Böyle bir teoriyi akıldan geçirmek bile yaralayıcı olabiliyor, yine de üzerinde düşündükçe kabul etmemek için verilecek çok az kaçamak cevap bulabiliyor insan. Kurduğu ilişkilerde maddi-manevi verdiği kadar alamayan kendisini aldatılmış hissediyorsa, kimse diğerinin mizacından kaynaklanan huysuzluklarını, uyumsuzluklarını kabullenemiyor veya en azından gözünü kapatamıyorsa, “aşıklar” birbirinin kusurunu merhamet ve sevgiyle örtmüyorsa, arkadaşlara ve dostlara karşı sevdiğini koruyamıyor ve utansa da arkasından konuşuyorsa, kimsenin değil yıllarca aylarca beklemeye bile tahammülü yoksa ortada o çok istenilen aşkın boy atması için bereketli toprak kalmamış demektir. Aşkın bizden beklediği, aşkın namusu diyebileceğimiz bu ve benzeri davranışlar için harcanması gereken emeği harcamaya niyetimiz yok uzun boylu, belki 20.yy”da derviş olunamayacağı gibi 21.yy”da da aşık olunmayacak ; durum bu ise bile bunu itiraf etmemiz gerekli.
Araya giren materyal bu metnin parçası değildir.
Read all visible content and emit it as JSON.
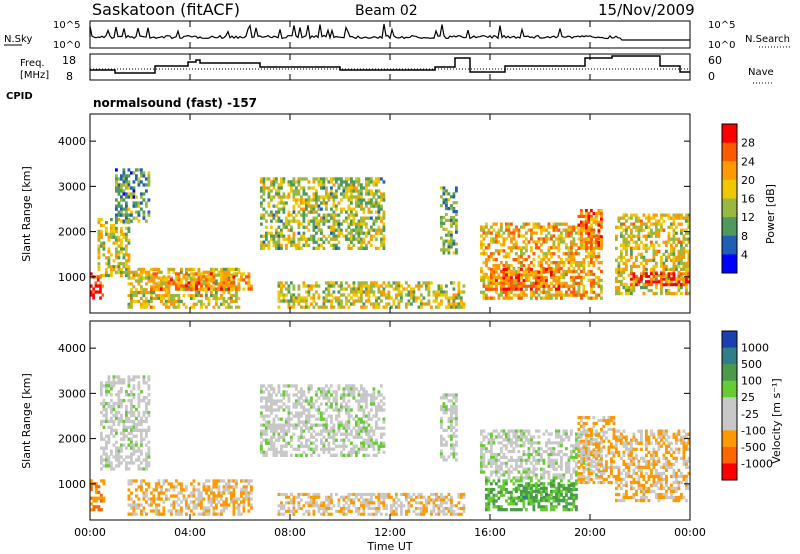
{
  "header": {
    "station": "Saskatoon (fitACF)",
    "beam": "Beam 02",
    "date": "15/Nov/2009"
  },
  "panels": {
    "nsky": {
      "label": "N.Sky",
      "ticks": [
        "10^5",
        "10^0"
      ],
      "right_ticks": [
        "10^5",
        "10^0"
      ],
      "right_label": "N.Search"
    },
    "freq": {
      "label_top": "Freq.",
      "label_bottom": "[MHz]",
      "ticks": [
        "18",
        "8"
      ],
      "right_ticks": [
        "60",
        "0"
      ],
      "right_label": "Nave"
    },
    "cpid": {
      "label": "CPID",
      "value": "normalsound (fast) -157"
    }
  },
  "chart_data": [
    {
      "type": "heatmap",
      "name": "power",
      "ylabel": "Slant Range [km]",
      "ylim": [
        200,
        4600
      ],
      "yticks": [
        "1000",
        "2000",
        "3000",
        "4000"
      ],
      "xlim": [
        0,
        24
      ],
      "colorbar": {
        "label": "Power [dB]",
        "ticks": [
          "28",
          "24",
          "20",
          "16",
          "12",
          "8",
          "4"
        ],
        "colors": [
          "#ff0000",
          "#ff5a00",
          "#ff9a00",
          "#f0c800",
          "#99b840",
          "#4f9a5a",
          "#1f5fb8",
          "#0000ff"
        ]
      },
      "echo_regions": [
        {
          "t0": 0.0,
          "t1": 0.55,
          "r0": 500,
          "r1": 1100,
          "level": 0.95
        },
        {
          "t0": 0.3,
          "t1": 1.6,
          "r0": 1000,
          "r1": 2300,
          "level": 0.5
        },
        {
          "t0": 1.0,
          "t1": 2.4,
          "r0": 2200,
          "r1": 3400,
          "level": 0.3
        },
        {
          "t0": 1.5,
          "t1": 6.0,
          "r0": 300,
          "r1": 1200,
          "level": 0.55
        },
        {
          "t0": 2.5,
          "t1": 6.5,
          "r0": 700,
          "r1": 1100,
          "level": 0.75
        },
        {
          "t0": 6.8,
          "t1": 11.8,
          "r0": 1600,
          "r1": 3200,
          "level": 0.45
        },
        {
          "t0": 7.5,
          "t1": 15.0,
          "r0": 300,
          "r1": 900,
          "level": 0.5
        },
        {
          "t0": 14.0,
          "t1": 14.7,
          "r0": 1500,
          "r1": 3000,
          "level": 0.35
        },
        {
          "t0": 15.6,
          "t1": 20.5,
          "r0": 500,
          "r1": 2200,
          "level": 0.65
        },
        {
          "t0": 16.0,
          "t1": 18.8,
          "r0": 700,
          "r1": 1200,
          "level": 0.85
        },
        {
          "t0": 19.5,
          "t1": 20.5,
          "r0": 1600,
          "r1": 2500,
          "level": 0.8
        },
        {
          "t0": 21.0,
          "t1": 24.0,
          "r0": 600,
          "r1": 2400,
          "level": 0.55
        },
        {
          "t0": 21.6,
          "t1": 24.0,
          "r0": 800,
          "r1": 1100,
          "level": 0.95
        }
      ]
    },
    {
      "type": "heatmap",
      "name": "velocity",
      "ylabel": "Slant Range [km]",
      "xlabel": "Time UT",
      "ylim": [
        200,
        4600
      ],
      "yticks": [
        "1000",
        "2000",
        "3000",
        "4000"
      ],
      "xlim": [
        0,
        24
      ],
      "xticks": [
        "00:00",
        "04:00",
        "08:00",
        "12:00",
        "16:00",
        "20:00",
        "00:00"
      ],
      "colorbar": {
        "label": "Velocity [m s⁻¹]",
        "ticks": [
          "1000",
          "500",
          "100",
          "25",
          "-25",
          "-100",
          "-500",
          "-1000"
        ],
        "colors": [
          "#1a3fb0",
          "#2f7f8a",
          "#4a9a4a",
          "#66cc33",
          "#c8c8c8",
          "#c8c8c8",
          "#ff9900",
          "#ff6600",
          "#ff0000"
        ]
      },
      "echo_regions": [
        {
          "t0": 0.0,
          "t1": 0.6,
          "r0": 400,
          "r1": 1100,
          "level": -0.6
        },
        {
          "t0": 0.4,
          "t1": 2.4,
          "r0": 1300,
          "r1": 3400,
          "level": 0.0
        },
        {
          "t0": 1.5,
          "t1": 6.5,
          "r0": 300,
          "r1": 1100,
          "level": -0.4
        },
        {
          "t0": 6.8,
          "t1": 11.8,
          "r0": 1600,
          "r1": 3200,
          "level": 0.0
        },
        {
          "t0": 7.5,
          "t1": 15.0,
          "r0": 300,
          "r1": 800,
          "level": -0.35
        },
        {
          "t0": 14.0,
          "t1": 14.7,
          "r0": 1500,
          "r1": 3000,
          "level": 0.0
        },
        {
          "t0": 15.6,
          "t1": 20.5,
          "r0": 1100,
          "r1": 2200,
          "level": 0.0
        },
        {
          "t0": 15.8,
          "t1": 19.5,
          "r0": 400,
          "r1": 1100,
          "level": 0.35
        },
        {
          "t0": 17.0,
          "t1": 19.4,
          "r0": 600,
          "r1": 1000,
          "level": 0.45
        },
        {
          "t0": 19.5,
          "t1": 21.0,
          "r0": 1000,
          "r1": 2500,
          "level": -0.4
        },
        {
          "t0": 21.0,
          "t1": 24.0,
          "r0": 600,
          "r1": 2200,
          "level": -0.4
        }
      ]
    }
  ]
}
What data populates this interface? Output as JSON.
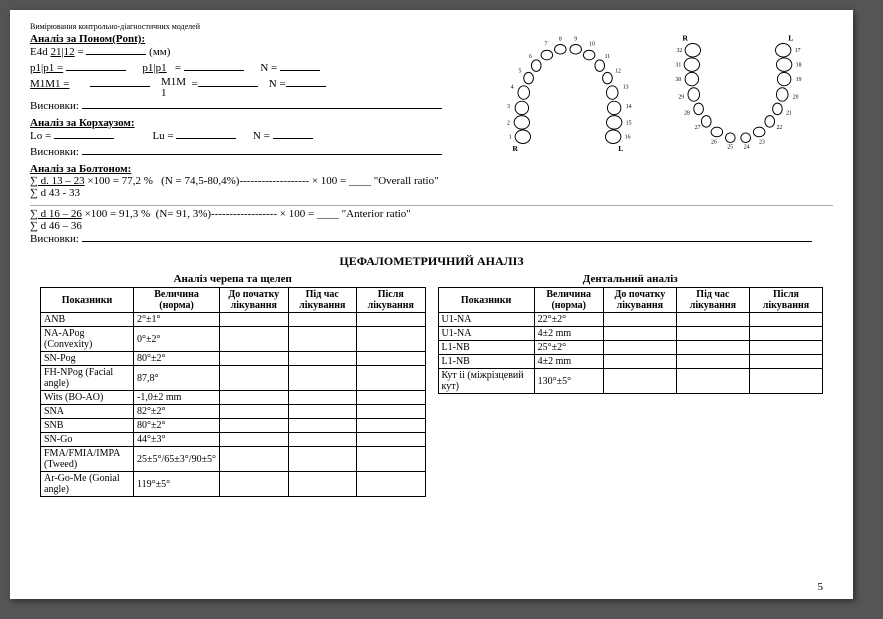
{
  "subtitle": "Вимірювання контрольно-діагностичних моделей",
  "pont": {
    "title": "Аналіз за Поном(Pont):",
    "e4d": "E4d",
    "e4d_label": "21|12",
    "mm": "(мм)",
    "p1p1": "p1|p1 =",
    "p1p1b": "p1|p1",
    "eq": "=",
    "N": "N =",
    "M1M1": "M1M1 =",
    "M1M1b": "M1M\n1",
    "conclusions": "Висновки:"
  },
  "korkhaus": {
    "title": "Аналіз за Корхаузом:",
    "Lo": "Lo =",
    "Lu": "Lu =",
    "N": "N =",
    "conclusions": "Висновки:"
  },
  "bolton": {
    "title": "Аналіз за Болтоном:",
    "overall_num": "∑ d. 13 – 23",
    "overall_eq": "×100 = 77,2 %   (N = 74,5-80,4%)------------------- × 100 = ____ \"Overall ratio\"",
    "overall_den": "∑ d  43 - 33",
    "anterior_num": "∑ d 16 – 26",
    "anterior_eq": "×100 = 91,3 %  (N= 91, 3%)------------------ × 100 = ____ \"Anterior ratio\"",
    "anterior_den": "∑ d 46 – 36",
    "conclusions": "Висновки:"
  },
  "ceph_title": "ЦЕФАЛОМЕТРИЧНИЙ АНАЛІЗ",
  "table1": {
    "caption": "Аналіз черепа та щелеп",
    "headers": [
      "Показники",
      "Величина (норма)",
      "До початку лікування",
      "Під час лікування",
      "Після лікування"
    ],
    "rows": [
      [
        "ANB",
        "2°±1°",
        "",
        "",
        ""
      ],
      [
        "NA-APog (Convexity)",
        "0°±2°",
        "",
        "",
        ""
      ],
      [
        "SN-Pog",
        "80°±2°",
        "",
        "",
        ""
      ],
      [
        "FH-NPog (Facial angle)",
        "87,8°",
        "",
        "",
        ""
      ],
      [
        "Wits (BO-AO)",
        "-1,0±2 mm",
        "",
        "",
        ""
      ],
      [
        "SNA",
        "82°±2°",
        "",
        "",
        ""
      ],
      [
        "SNB",
        "80°±2°",
        "",
        "",
        ""
      ],
      [
        "SN-Go",
        "44°±3°",
        "",
        "",
        ""
      ],
      [
        "FMA/FMIA/IMPA (Tweed)",
        "25±5°/65±3°/90±5°",
        "",
        "",
        ""
      ],
      [
        "Ar-Go-Me (Gonial angle)",
        "119°±5°",
        "",
        "",
        ""
      ]
    ]
  },
  "table2": {
    "caption": "Дентальний аналіз",
    "headers": [
      "Показники",
      "Величина (норма)",
      "До початку лікування",
      "Під час лікування",
      "Після лікування"
    ],
    "rows": [
      [
        "U1-NA",
        "22°±2°",
        "",
        "",
        ""
      ],
      [
        "U1-NA",
        "4±2 mm",
        "",
        "",
        ""
      ],
      [
        "L1-NB",
        "25°±2°",
        "",
        "",
        ""
      ],
      [
        "L1-NB",
        "4±2 mm",
        "",
        "",
        ""
      ],
      [
        "Кут іі (міжрізцевий кут)",
        "130°±5°",
        "",
        "",
        ""
      ]
    ]
  },
  "page_number": "5"
}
Ülkemizde ilişkiler konusunda en büyük sorunun “iletişim” olduğu dışında çok dar bir mutabakat alanımız var aşk hakkında; gerisi karışık. Bu bile “aşkı yaşayışımızın” ne kadar batılı olduğunu gösteriyor. Şirketlerin koridorlarında ayaküstü, “cafe”lerde oturarak, parklardaki bankalara tüneyerek, evlerde fiskos masası başında fısıldaşarak ya da meyhanede masalarında ağlaşarak yapılan sohbetlerde karşıdan beklenilen en önemli ortak erdem dürüstlük, sorunlarını birbirleriyle açıkça konuşamayan sevgililer arkadaş çevreleriyle genelde faraziyeye dayalı ve durumu kötüleştiren analizler yapıp duruyorlar. Karşı tarafın açık “oynamaması” o kadar derin bir sorun ki, çoğunlukla diğer kriterlere sıra gelmesi için acılı konuşma seansları yapmak ve birbirini kıra kıra karşı tarafın dilini öğrenmek gerekli oluyor, çünkü kimse karşısındaki kişiye “sen benim hayatımın aşkı değilsin, bununla yaşamayı öğrenmeliyiz!” diyemiyor.